Я отступил обратно в толпу пассажиров, все напряженно наблюдали за разворачивающимся спектаклем реального, грубого насилия. Мало кто говорил. Никто не знал, куда это ведет и чем закончится.
Битва продолжилась еще восемь часов. Я поплелся домой пешком и наблюдал за происходящим остаток вечера по телевидению. С бороздящими в небе вертолетами, вспышками взрывов и увешанными оружием парамилитарными молодцами все это казалось отдаленной линией фронта, а не станцией в 20 минутах ходьбы от моего дома. И, несмотря на это, дикторы французского телевидения говорили о происходящем совершенно спокойно и без признаков удивления. Такой уровень насилия потряс бы большинство европейских столиц, но здесь, во Франции инцидент считался чем-то незначительным, даже банальным.
На протяжении последующих нескольких дней я читал прессу. Большинство репортеров и свидетелей согласились на хронологии событий. Молодой конголезец, уже известный полиции, попробовал перепрыгнуть через барьер, его тут же арестовали, применив излишнюю силу. Парня начали мутузить, проходившие мимо встали на его защиту. Менты достали пистолеты и дубинки. Начался полномасштабный мятеж.
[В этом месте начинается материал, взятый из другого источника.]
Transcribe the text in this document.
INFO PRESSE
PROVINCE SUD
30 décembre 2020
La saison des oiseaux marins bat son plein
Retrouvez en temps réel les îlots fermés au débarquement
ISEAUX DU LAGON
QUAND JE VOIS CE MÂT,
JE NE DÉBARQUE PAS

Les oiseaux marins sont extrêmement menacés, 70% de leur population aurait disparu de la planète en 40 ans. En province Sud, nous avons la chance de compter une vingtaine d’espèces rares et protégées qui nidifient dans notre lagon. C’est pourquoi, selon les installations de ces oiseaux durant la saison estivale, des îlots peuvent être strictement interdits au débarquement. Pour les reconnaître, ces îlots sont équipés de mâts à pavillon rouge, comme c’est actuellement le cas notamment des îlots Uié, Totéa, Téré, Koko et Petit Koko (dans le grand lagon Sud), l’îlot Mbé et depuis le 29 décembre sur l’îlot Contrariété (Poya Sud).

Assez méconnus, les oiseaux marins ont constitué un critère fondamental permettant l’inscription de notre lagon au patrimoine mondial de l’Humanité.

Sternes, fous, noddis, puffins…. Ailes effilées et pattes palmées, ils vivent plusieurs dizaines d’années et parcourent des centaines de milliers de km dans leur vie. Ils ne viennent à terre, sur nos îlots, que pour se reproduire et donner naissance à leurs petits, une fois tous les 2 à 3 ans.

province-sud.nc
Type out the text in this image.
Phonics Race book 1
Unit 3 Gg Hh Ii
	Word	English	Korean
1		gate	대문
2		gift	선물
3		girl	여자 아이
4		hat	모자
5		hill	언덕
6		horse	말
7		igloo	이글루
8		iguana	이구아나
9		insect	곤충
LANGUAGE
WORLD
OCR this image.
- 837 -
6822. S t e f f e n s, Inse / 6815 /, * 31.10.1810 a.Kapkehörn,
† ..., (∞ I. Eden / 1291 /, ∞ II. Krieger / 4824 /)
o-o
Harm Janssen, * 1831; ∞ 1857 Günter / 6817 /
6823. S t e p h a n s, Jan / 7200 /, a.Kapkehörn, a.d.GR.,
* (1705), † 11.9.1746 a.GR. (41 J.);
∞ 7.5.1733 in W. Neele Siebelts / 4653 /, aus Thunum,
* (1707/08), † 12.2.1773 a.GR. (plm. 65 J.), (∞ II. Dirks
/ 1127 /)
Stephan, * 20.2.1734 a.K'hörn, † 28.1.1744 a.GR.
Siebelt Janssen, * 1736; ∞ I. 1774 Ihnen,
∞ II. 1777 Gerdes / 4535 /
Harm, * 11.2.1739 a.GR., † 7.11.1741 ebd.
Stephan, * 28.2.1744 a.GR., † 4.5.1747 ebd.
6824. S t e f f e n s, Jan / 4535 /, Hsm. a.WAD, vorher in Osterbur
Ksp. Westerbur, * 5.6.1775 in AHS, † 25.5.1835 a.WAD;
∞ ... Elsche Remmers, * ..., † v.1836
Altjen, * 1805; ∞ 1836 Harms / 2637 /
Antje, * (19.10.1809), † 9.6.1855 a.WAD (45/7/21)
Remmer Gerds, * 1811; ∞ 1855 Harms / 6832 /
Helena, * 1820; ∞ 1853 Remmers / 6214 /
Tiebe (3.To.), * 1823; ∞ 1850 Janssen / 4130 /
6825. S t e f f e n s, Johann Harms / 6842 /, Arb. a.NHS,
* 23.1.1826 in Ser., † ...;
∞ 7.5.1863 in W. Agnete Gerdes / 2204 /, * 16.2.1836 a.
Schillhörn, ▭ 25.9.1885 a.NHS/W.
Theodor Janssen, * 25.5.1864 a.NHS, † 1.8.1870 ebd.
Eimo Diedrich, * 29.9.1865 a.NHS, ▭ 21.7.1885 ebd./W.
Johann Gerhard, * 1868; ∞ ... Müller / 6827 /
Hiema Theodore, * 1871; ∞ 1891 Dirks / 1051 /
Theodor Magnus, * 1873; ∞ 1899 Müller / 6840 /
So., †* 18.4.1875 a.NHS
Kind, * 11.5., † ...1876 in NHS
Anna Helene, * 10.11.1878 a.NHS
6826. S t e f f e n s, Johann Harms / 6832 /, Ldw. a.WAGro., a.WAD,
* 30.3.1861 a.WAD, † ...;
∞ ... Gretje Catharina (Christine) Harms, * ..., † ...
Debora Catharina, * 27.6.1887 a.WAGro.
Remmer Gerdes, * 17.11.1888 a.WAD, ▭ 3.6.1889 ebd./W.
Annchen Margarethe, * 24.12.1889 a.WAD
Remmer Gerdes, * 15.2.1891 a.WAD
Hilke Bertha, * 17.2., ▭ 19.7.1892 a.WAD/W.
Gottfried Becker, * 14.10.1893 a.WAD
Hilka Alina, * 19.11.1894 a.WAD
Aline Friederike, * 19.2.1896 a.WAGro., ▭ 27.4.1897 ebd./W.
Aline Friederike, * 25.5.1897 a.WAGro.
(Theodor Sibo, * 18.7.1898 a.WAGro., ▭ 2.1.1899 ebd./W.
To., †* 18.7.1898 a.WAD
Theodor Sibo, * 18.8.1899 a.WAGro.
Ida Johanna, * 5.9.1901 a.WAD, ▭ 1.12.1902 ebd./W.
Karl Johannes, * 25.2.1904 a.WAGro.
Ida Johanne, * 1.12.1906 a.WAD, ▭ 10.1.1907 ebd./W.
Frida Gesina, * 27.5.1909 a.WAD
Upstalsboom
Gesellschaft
Но как это могло произойти? Что превратило Гар дю Норд в пороховую бочку, что арест безбилетника в считанные минуты превратил вокзал в самую неуправляемую часть Франции? Вот здесь и началась путаница. Ежедневная газета Le Parisien описывала происходящее как unemeute populaire (народный мятеж) – в тоне сдержанного одобрения. Le Parisien не считается особенно левой. Но она всегда на стороне “народа” – наиболее любимого парижского мифа. Подобный язык поставил события в Гар Дю Норд в длинную череду традиции народных восстаний в Париже – от Фронды до Французской революции и Парижской Коммуны. Несколько других газет, включая “правую” Le Figaro сообщали о тех же событиях с ужасом, и уверяли, что разъяренные толпы скандировали: “Долой государство, ментов и боссов!” – и тем самым снова вписывали бунт в парижский фольклор восстаний.
Но проблема в том, что ни один из этих отчетов не верен. Пацанам, которых я видел, плевать на государство и боссов. У большинства, в любом случае, нет работы. И хотя они ненавидят полицию,они не употребляют слово flics. Для бунтовщиков менты большей частью обозначаются словами keufs или schmitts. Я слышал много выкриков Nik les schmitts (трахни ментов) и иногда на английском: Fuck the police! Этот слоган – на деле нечто большее, чем проклятие – не имеет никакого отношения к французской традиции мятежа.